Evangelio
Lectura del santo evangelio según san Lucas (17,5-10):
En aquel tiempo, los apóstoles le dijeron al Señor:
«Auméntanos la fe».
El Señor dijo:
«Si tuvierais fe como un granito de mostaza, diríais a esa morera:
“Arráncate de raíz y plántate en el mar», y os obedecería.
¿Quién de vosotros, si tiene un criado labrando o pastoreando, le dice cuando vuelve del campo: “Enseguida, ven y ponte a la mesa”?
¿No le diréis más bien: “Prepárame de cenar, cíñete y sírveme mientras como y bebo, y después comerás y beberás tú”?

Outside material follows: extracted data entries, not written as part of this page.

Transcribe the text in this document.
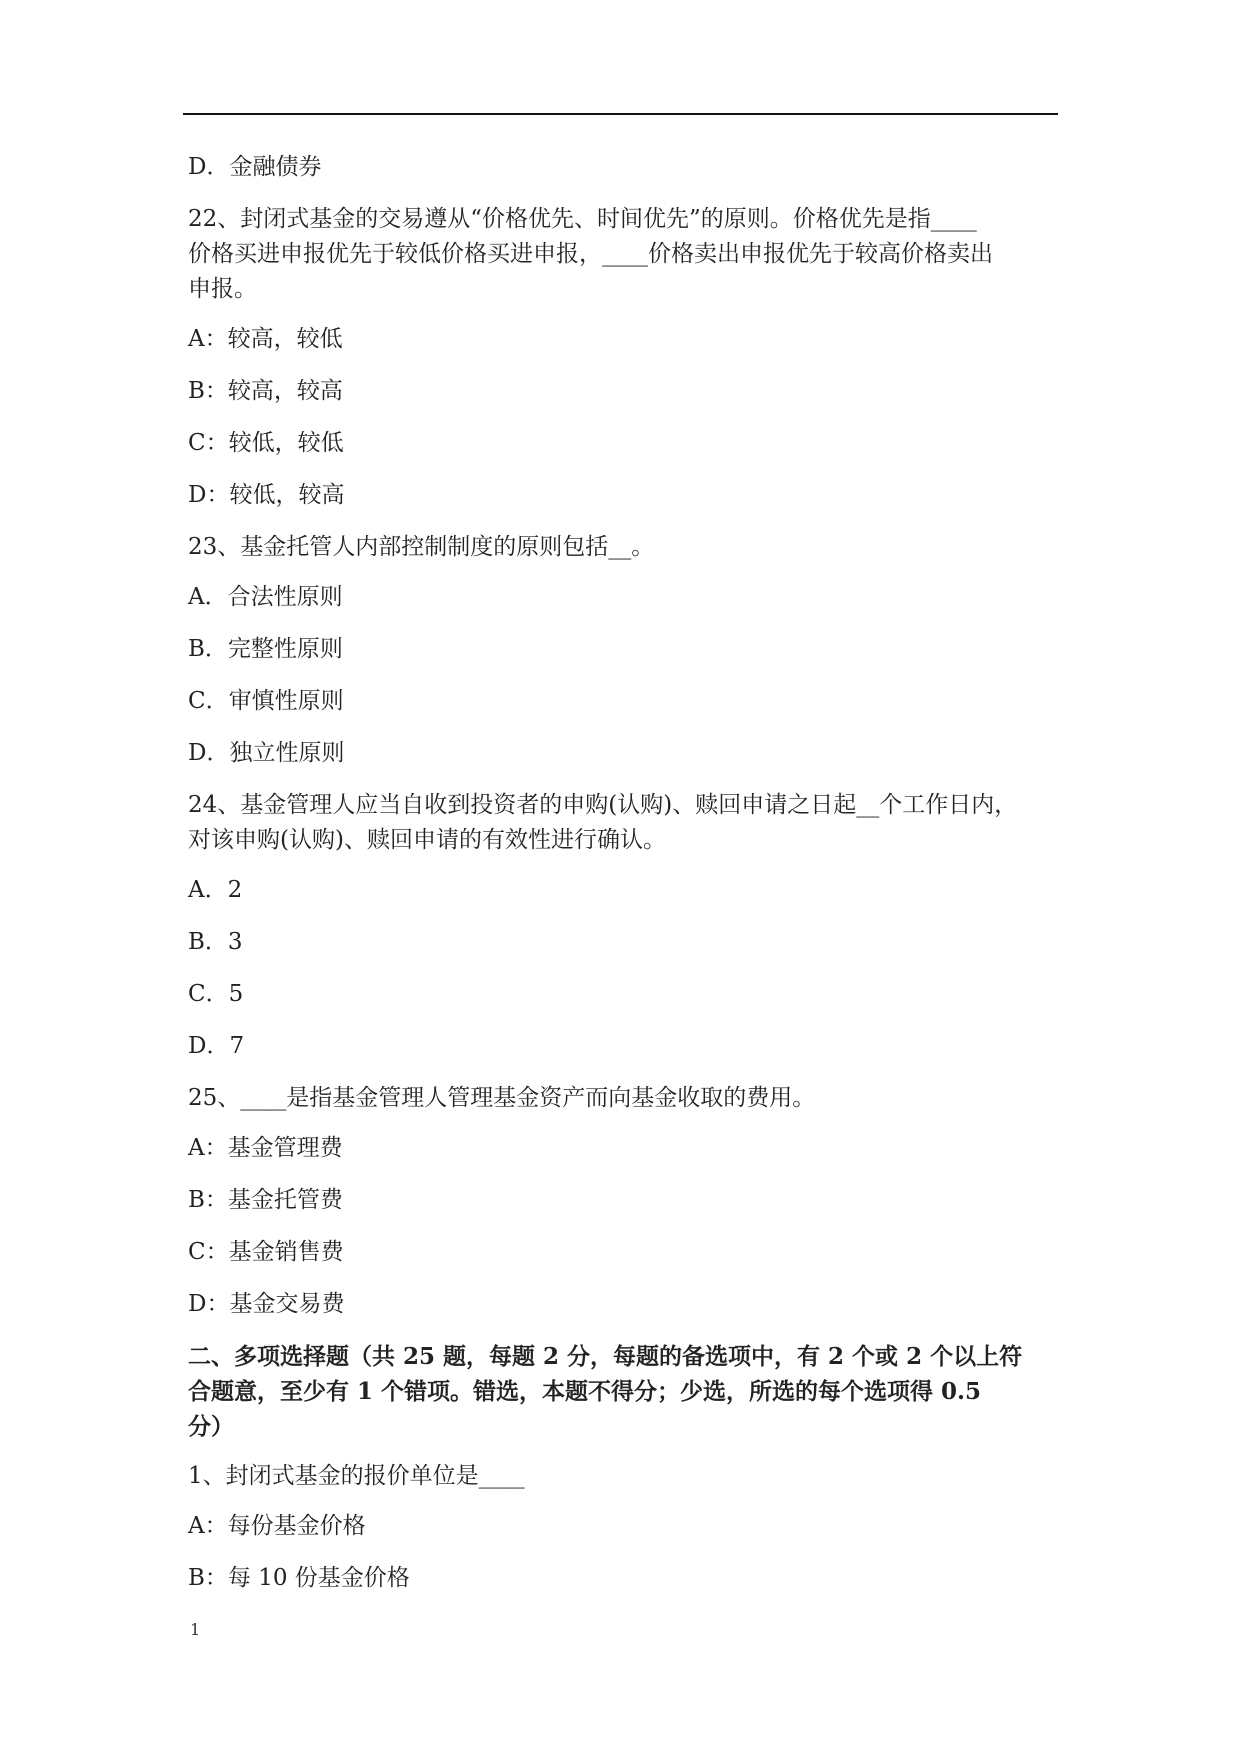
D．金融债券
22、封闭式基金的交易遵从“价格优先、时间优先”的原则。价格优先是指____
价格买进申报优先于较低价格买进申报，____价格卖出申报优先于较高价格卖出
申报。
A：较高，较低
B：较高，较高
C：较低，较低
D：较低，较高
23、基金托管人内部控制制度的原则包括__。
A．合法性原则
B．完整性原则
C．审慎性原则
D．独立性原则
24、基金管理人应当自收到投资者的申购(认购)、赎回申请之日起__个工作日内，
对该申购(认购)、赎回申请的有效性进行确认。
A．2
B．3
C．5
D．7
25、____是指基金管理人管理基金资产而向基金收取的费用。
A：基金管理费
B：基金托管费
C：基金销售费
D：基金交易费
二、多项选择题（共 25 题，每题 2 分，每题的备选项中，有 2 个或 2 个以上符
合题意，至少有 1 个错项。错选，本题不得分；少选，所选的每个选项得 0.5
分）
1、封闭式基金的报价单位是____
A：每份基金价格
B：每 10 份基金价格
1
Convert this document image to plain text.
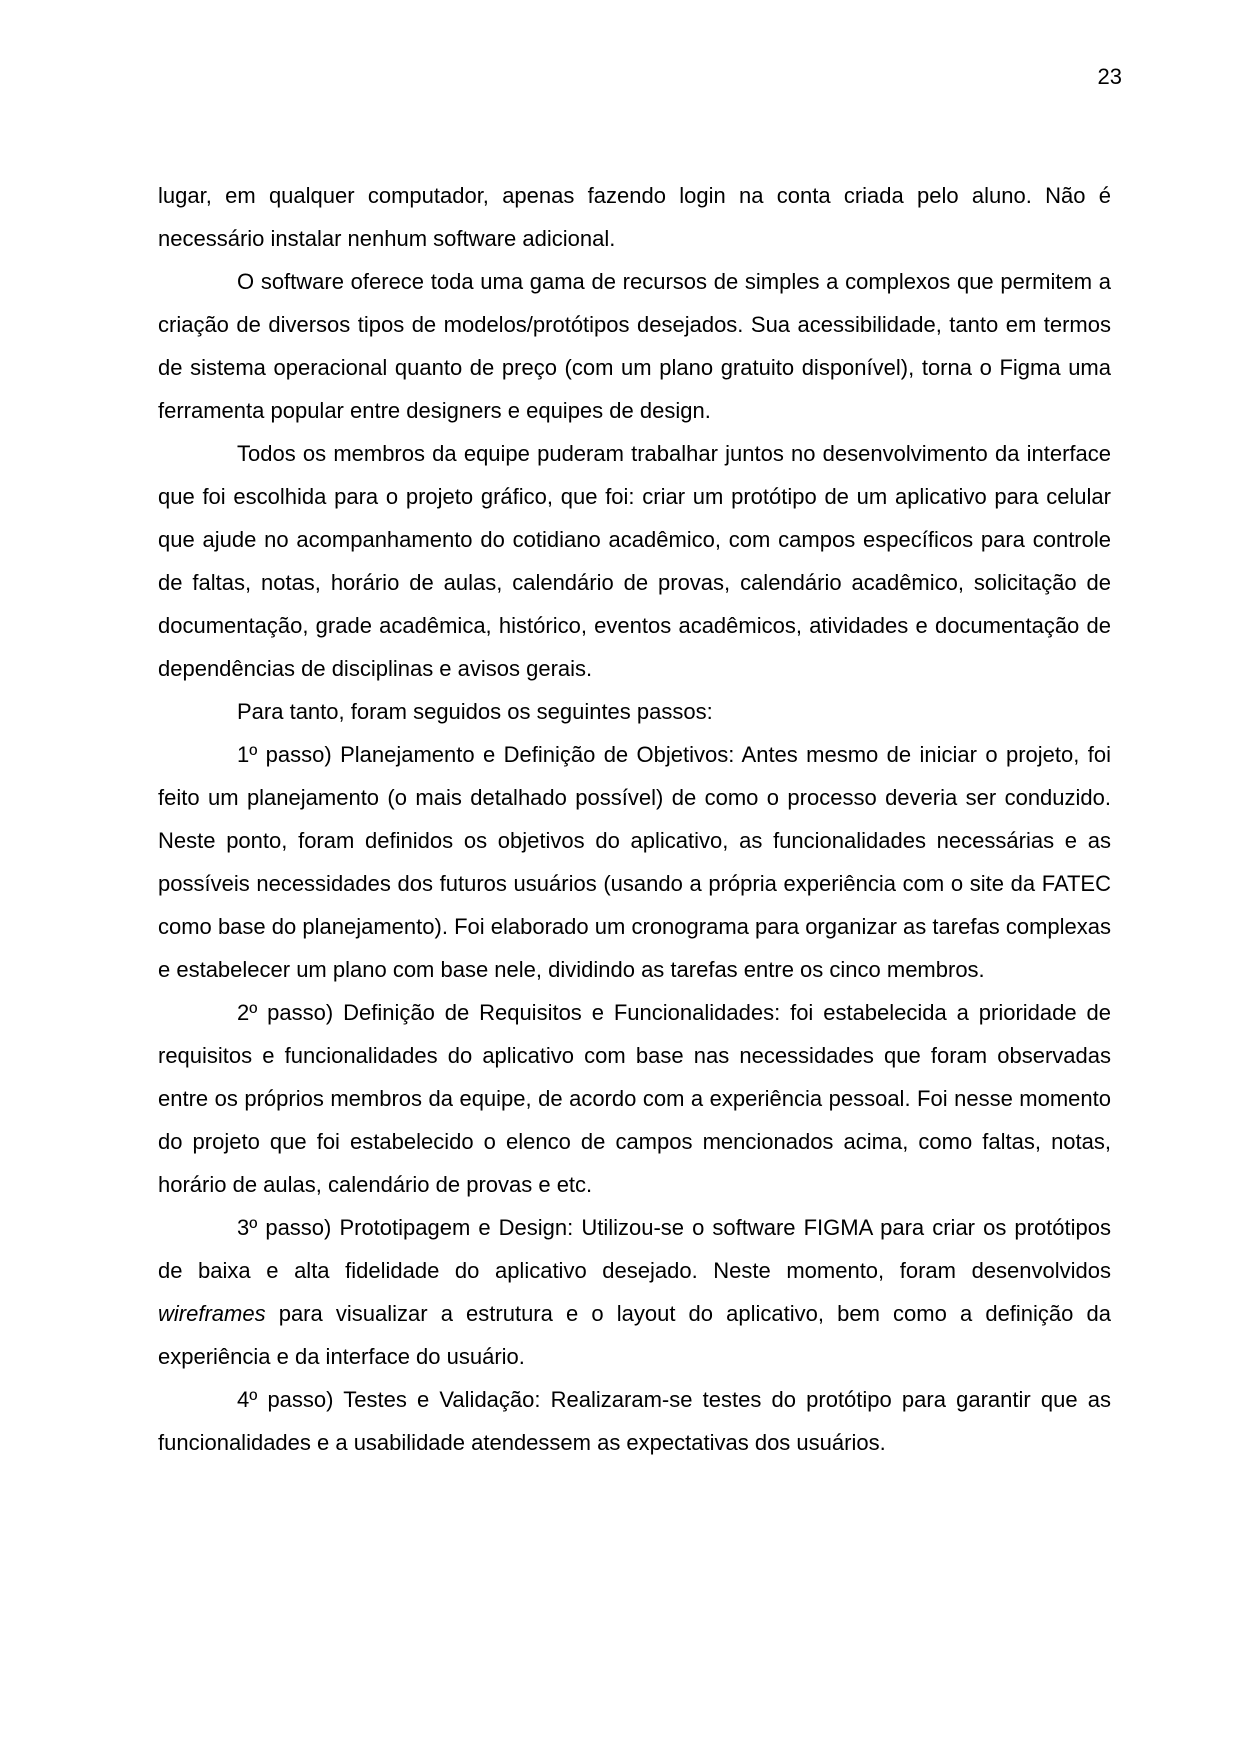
23

lugar, em qualquer computador, apenas fazendo login na conta criada pelo aluno. Não é necessário instalar nenhum software adicional.

O software oferece toda uma gama de recursos de simples a complexos que permitem a criação de diversos tipos de modelos/protótipos desejados. Sua acessibilidade, tanto em termos de sistema operacional quanto de preço (com um plano gratuito disponível), torna o Figma uma ferramenta popular entre designers e equipes de design.

Todos os membros da equipe puderam trabalhar juntos no desenvolvimento da interface que foi escolhida para o projeto gráfico, que foi: criar um protótipo de um aplicativo para celular que ajude no acompanhamento do cotidiano acadêmico, com campos específicos para controle de faltas, notas, horário de aulas, calendário de provas, calendário acadêmico, solicitação de documentação, grade acadêmica, histórico, eventos acadêmicos, atividades e documentação de dependências de disciplinas e avisos gerais.

Para tanto, foram seguidos os seguintes passos:

1º passo) Planejamento e Definição de Objetivos: Antes mesmo de iniciar o projeto, foi feito um planejamento (o mais detalhado possível) de como o processo deveria ser conduzido. Neste ponto, foram definidos os objetivos do aplicativo, as funcionalidades necessárias e as possíveis necessidades dos futuros usuários (usando a própria experiência com o site da FATEC como base do planejamento). Foi elaborado um cronograma para organizar as tarefas complexas e estabelecer um plano com base nele, dividindo as tarefas entre os cinco membros.

2º passo) Definição de Requisitos e Funcionalidades: foi estabelecida a prioridade de requisitos e funcionalidades do aplicativo com base nas necessidades que foram observadas entre os próprios membros da equipe, de acordo com a experiência pessoal. Foi nesse momento do projeto que foi estabelecido o elenco de campos mencionados acima, como faltas, notas, horário de aulas, calendário de provas e etc.

3º passo) Prototipagem e Design: Utilizou-se o software FIGMA para criar os protótipos de baixa e alta fidelidade do aplicativo desejado. Neste momento, foram desenvolvidos wireframes para visualizar a estrutura e o layout do aplicativo, bem como a definição da experiência e da interface do usuário.

4º passo) Testes e Validação: Realizaram-se testes do protótipo para garantir que as funcionalidades e a usabilidade atendessem as expectativas dos usuários.
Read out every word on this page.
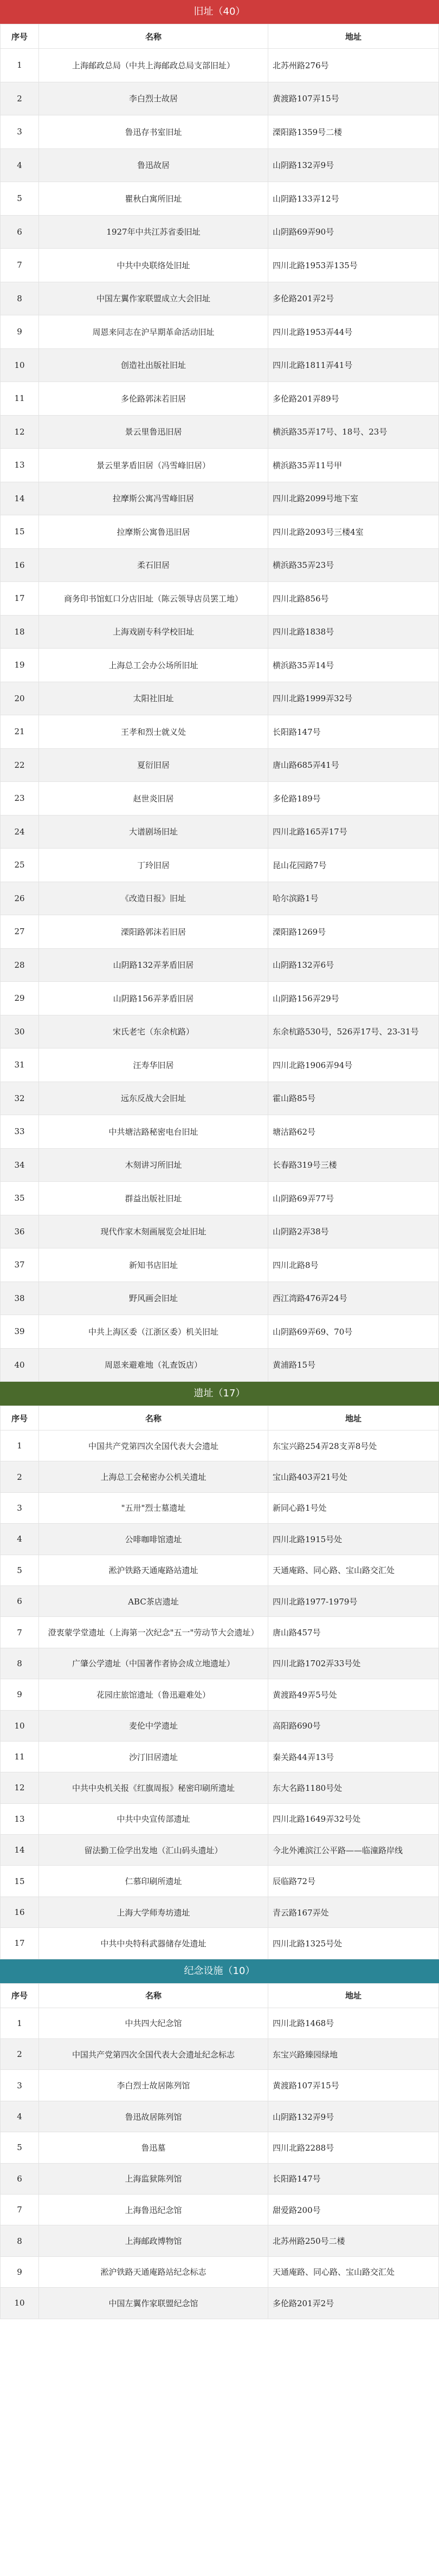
旧址（40）
序号	名称	地址
1	上海邮政总局（中共上海邮政总局支部旧址）	北苏州路276号
2	李白烈士故居	黄渡路107弄15号
3	鲁迅存书室旧址	溧阳路1359号二楼
4	鲁迅故居	山阴路132弄9号
5	瞿秋白寓所旧址	山阴路133弄12号
6	1927年中共江苏省委旧址	山阴路69弄90号
7	中共中央联络处旧址	四川北路1953弄135号
8	中国左翼作家联盟成立大会旧址	多伦路201弄2号
9	周恩来同志在沪早期革命活动旧址	四川北路1953弄44号
10	创造社出版社旧址	四川北路1811弄41号
11	多伦路郭沫若旧居	多伦路201弄89号
12	景云里鲁迅旧居	横浜路35弄17号、18号、23号
13	景云里茅盾旧居（冯雪峰旧居）	横浜路35弄11号甲
14	拉摩斯公寓冯雪峰旧居	四川北路2099号地下室
15	拉摩斯公寓鲁迅旧居	四川北路2093号三楼4室
16	柔石旧居	横浜路35弄23号
17	商务印书馆虹口分店旧址（陈云领导店员罢工地）	四川北路856号
18	上海戏剧专科学校旧址	四川北路1838号
19	上海总工会办公场所旧址	横浜路35弄14号
20	太阳社旧址	四川北路1999弄32号
21	王孝和烈士就义处	长阳路147号
22	夏衍旧居	唐山路685弄41号
23	赵世炎旧居	多伦路189号
24	大谱剧场旧址	四川北路165弄17号
25	丁玲旧居	昆山花园路7号
26	《改造日报》旧址	哈尔滨路1号
27	溧阳路郭沫若旧居	溧阳路1269号
28	山阴路132弄茅盾旧居	山阴路132弄6号
29	山阴路156弄茅盾旧居	山阴路156弄29号
30	宋氏老宅（东余杭路）	东余杭路530号，526弄17号、23-31号
31	汪寿华旧居	四川北路1906弄94号
32	远东反战大会旧址	霍山路85号
33	中共塘沽路秘密电台旧址	塘沽路62号
34	木刻讲习所旧址	长春路319号三楼
35	群益出版社旧址	山阴路69弄77号
36	现代作家木刻画展览会址旧址	山阴路2弄38号
37	新知书店旧址	四川北路8号
38	野风画会旧址	西江湾路476弄24号
39	中共上海区委（江浙区委）机关旧址	山阴路69弄69、70号
40	周恩来避难地（礼查饭店）	黄浦路15号
遗址（17）
序号	名称	地址
1	中国共产党第四次全国代表大会遗址	东宝兴路254弄28支弄8号处
2	上海总工会秘密办公机关遗址	宝山路403弄21号处
3	"五卅"烈士墓遗址	新同心路1号处
4	公啡咖啡馆遗址	四川北路1915号处
5	淞沪铁路天通庵路站遗址	天通庵路、同心路、宝山路交汇处
6	ABC茶店遗址	四川北路1977-1979号
7	澄衷蒙学堂遗址（上海第一次纪念"五一"劳动节大会遗址）	唐山路457号
8	广肇公学遗址（中国著作者协会成立地遗址）	四川北路1702弄33号处
9	花园庄旅馆遗址（鲁迅避难处）	黄渡路49弄5号处
10	麦伦中学遗址	高阳路690号
11	沙汀旧居遗址	秦关路44弄13号
12	中共中央机关报《红旗周报》秘密印刷所遗址	东大名路1180号处
13	中共中央宣传部遗址	四川北路1649弄32号处
14	留法勤工俭学出发地（汇山码头遗址）	今北外滩滨江公平路——临潼路岸线
15	仁慕印刷所遗址	辰临路72号
16	上海大学师寿坊遗址	青云路167弄处
17	中共中央特科武器储存处遗址	四川北路1325号处
纪念设施（10）
序号	名称	地址
1	中共四大纪念馆	四川北路1468号
2	中国共产党第四次全国代表大会遗址纪念标志	东宝兴路臻园绿地
3	李白烈士故居陈列馆	黄渡路107弄15号
4	鲁迅故居陈列馆	山阴路132弄9号
5	鲁迅墓	四川北路2288号
6	上海监狱陈列馆	长阳路147号
7	上海鲁迅纪念馆	甜爱路200号
8	上海邮政博物馆	北苏州路250号二楼
9	淞沪铁路天通庵路站纪念标志	天通庵路、同心路、宝山路交汇处
10	中国左翼作家联盟纪念馆	多伦路201弄2号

¿Acaso tenéis que estar agradecidos al criado porque ha hecho lo mandado? Lo mismo vosotros: cuando hayáis hecho todo lo que se os ha mandado, decid:
“Somos siervos inútiles, hemos hecho lo que teníamos que hacer”».
Palabra del Señor
La reflexión del padre Adalberto
XXVII Domingo del Tiempo Ordinario. Ciclo C.
Con el fin de neutralizar el influjo de los fariseos sobre sus discípulos, Jesús exhortó a los suyos a no poner tropiezos a los pequeños y a velar por la unidad recurriendo al perdón ilimitado (cf. Lc 17,1-4). Eso causó cierto desaliento entre los «apóstoles», al ver cómo la misión sobrepasaba sus fuerzas, y decidieron pedirle su ayuda. El mensaje de este domingo se refiere a la fe y a sus repercusiones. Para entenderlo, unas aclaraciones previas:
1. La fe. Según Jesús, la fe es una actitud humana que se ve (cf. Lc 5,20), que no se da en Israel (cf. Lc 7,9) porque entraña la experiencia de su amor y su perdón (cf. Lc 7,50) y, por consiguiente, la ruptura con la Ley, la adhesión personal a él (cf. Lc 8,48; 17,19) y un radical cambio de mente o de visión (cf. Lc 18,42). Los discípulos no tienen esa fe (cf. Lc 8,25; 12,28-30).
2. La morera. Esta planta morácea es una de las tres de la misma familia que se mencionan en este evangelio. Cada una alude a una realidad propia:
a) La higuera (συκή), planta de frutos dulces, que es símbolo del pueblo de Israel (cf. Lc 13,7ss).
b) El sicómoro (συκομορέα), higuera de origen egipcio, símbolo del poder opresor (cf. Lc 19,4).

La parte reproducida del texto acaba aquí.